Gar keine Rolle spielen Kirche und Militär bei der Lufthansa, die erlaubt auf ihrer Webseite nur die Angabe akademischer Titel: »Doktor«, »Professor« und »Prof. Dr.«. Rätselhaft wird es bei Ryan Air, da gibt es gleich vier Geschlechter: »Herr« und dreimal das Feld »Frau«. Weiß Ryan Air mehr über Frauen als wir? Und Air Berlin bietet »Professor«, »Doktor« und »Magister« nur bei der Neuanmeldung an – bei Beschwerden darf man keinen Titel nennen.
Dabei machen Anreden doch erst bei Beschwerden richtig Sinn, wie Hans-Michael Klein sagt, Vorsitzender der Knigge Gesellschaft.
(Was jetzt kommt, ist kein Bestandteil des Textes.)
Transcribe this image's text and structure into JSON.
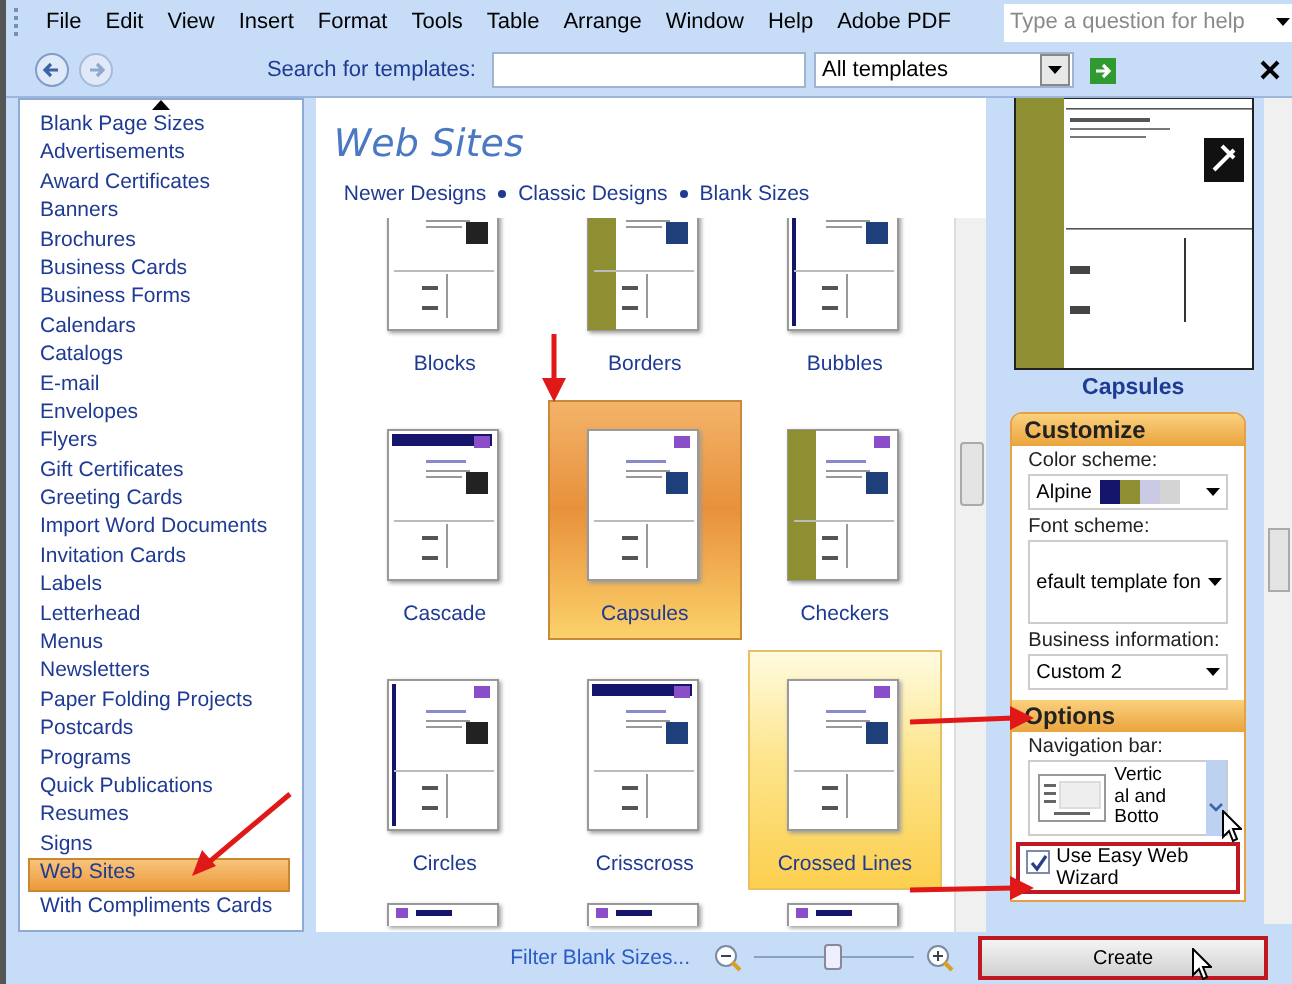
{
  "menu": {
    "items": [
      "File",
      "Edit",
      "View",
      "Insert",
      "Format",
      "Tools",
      "Table",
      "Arrange",
      "Window",
      "Help",
      "Adobe PDF"
    ],
    "help_box": {
      "placeholder": "Type a question for help"
    }
  },
  "toolbar": {
    "search_label": "Search for templates:",
    "scope": "All templates"
  },
  "categories": [
    {
      "label": "Blank Page Sizes",
      "selected": false
    },
    {
      "label": "Advertisements",
      "selected": false
    },
    {
      "label": "Award Certificates",
      "selected": false
    },
    {
      "label": "Banners",
      "selected": false
    },
    {
      "label": "Brochures",
      "selected": false
    },
    {
      "label": "Business Cards",
      "selected": false
    },
    {
      "label": "Business Forms",
      "selected": false
    },
    {
      "label": "Calendars",
      "selected": false
    },
    {
      "label": "Catalogs",
      "selected": false
    },
    {
      "label": "E-mail",
      "selected": false
    },
    {
      "label": "Envelopes",
      "selected": false
    },
    {
      "label": "Flyers",
      "selected": false
    },
    {
      "label": "Gift Certificates",
      "selected": false
    },
    {
      "label": "Greeting Cards",
      "selected": false
    },
    {
      "label": "Import Word Documents",
      "selected": false
    },
    {
      "label": "Invitation Cards",
      "selected": false
    },
    {
      "label": "Labels",
      "selected": false
    },
    {
      "label": "Letterhead",
      "selected": false
    },
    {
      "label": "Menus",
      "selected": false
    },
    {
      "label": "Newsletters",
      "selected": false
    },
    {
      "label": "Paper Folding Projects",
      "selected": false
    },
    {
      "label": "Postcards",
      "selected": false
    },
    {
      "label": "Programs",
      "selected": false
    },
    {
      "label": "Quick Publications",
      "selected": false
    },
    {
      "label": "Resumes",
      "selected": false
    },
    {
      "label": "Signs",
      "selected": false
    },
    {
      "label": "Web Sites",
      "selected": true
    },
    {
      "label": "With Compliments Cards",
      "selected": false
    }
  ],
  "gallery": {
    "title": "Web Sites",
    "links": [
      "Newer Designs",
      "Classic Designs",
      "Blank Sizes"
    ],
    "templates": [
      {
        "name": "Blocks",
        "selected": false,
        "hovered": false
      },
      {
        "name": "Borders",
        "selected": false,
        "hovered": false
      },
      {
        "name": "Bubbles",
        "selected": false,
        "hovered": false
      },
      {
        "name": "Cascade",
        "selected": false,
        "hovered": false
      },
      {
        "name": "Capsules",
        "selected": true,
        "hovered": false
      },
      {
        "name": "Checkers",
        "selected": false,
        "hovered": false
      },
      {
        "name": "Circles",
        "selected": false,
        "hovered": false
      },
      {
        "name": "Crisscross",
        "selected": false,
        "hovered": false
      },
      {
        "name": "Crossed Lines",
        "selected": false,
        "hovered": true
      }
    ],
    "more_below": true
  },
  "preview": {
    "name": "Capsules"
  },
  "customize": {
    "title": "Customize",
    "color_scheme_label": "Color scheme:",
    "color_scheme": "Alpine",
    "swatches": [
      {
        "color": "#15166b"
      },
      {
        "color": "#8e8f33"
      },
      {
        "color": "#c9c9e3"
      },
      {
        "color": "#d4d4d4"
      }
    ],
    "font_scheme_label": "Font scheme:",
    "font_scheme": "efault template fon",
    "business_label": "Business information:",
    "business": "Custom 2"
  },
  "options": {
    "title": "Options",
    "nav_label": "Navigation bar:",
    "nav_value": "Vertical and Botto",
    "wizard_label": "Use Easy Web Wizard",
    "wizard_checked": true
  },
  "footer": {
    "filter_link": "Filter Blank Sizes...",
    "zoom": {
      "level": 0.5
    },
    "create": "Create"
  }
}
Er nennt seinen Doktortitel in Anschreiben nur dann, »wenn ich überzeugen möchte oder Geld verdienen«, in Büchern oder Vorträgen. »Mit einem Doktor wird weniger diskutiert und viel mehr akzeptiert.« Der Knigge-Experte weiß, was Beschwerden von Honoratioren bewirken: »Die landen direkt beim Vorstand.«
Bei United Airlines scheint das anders zu sein, die E-Mail-Anfrage, die ich als »President Marc Baumann« abgeschickt habe, wurde nie beantwortet.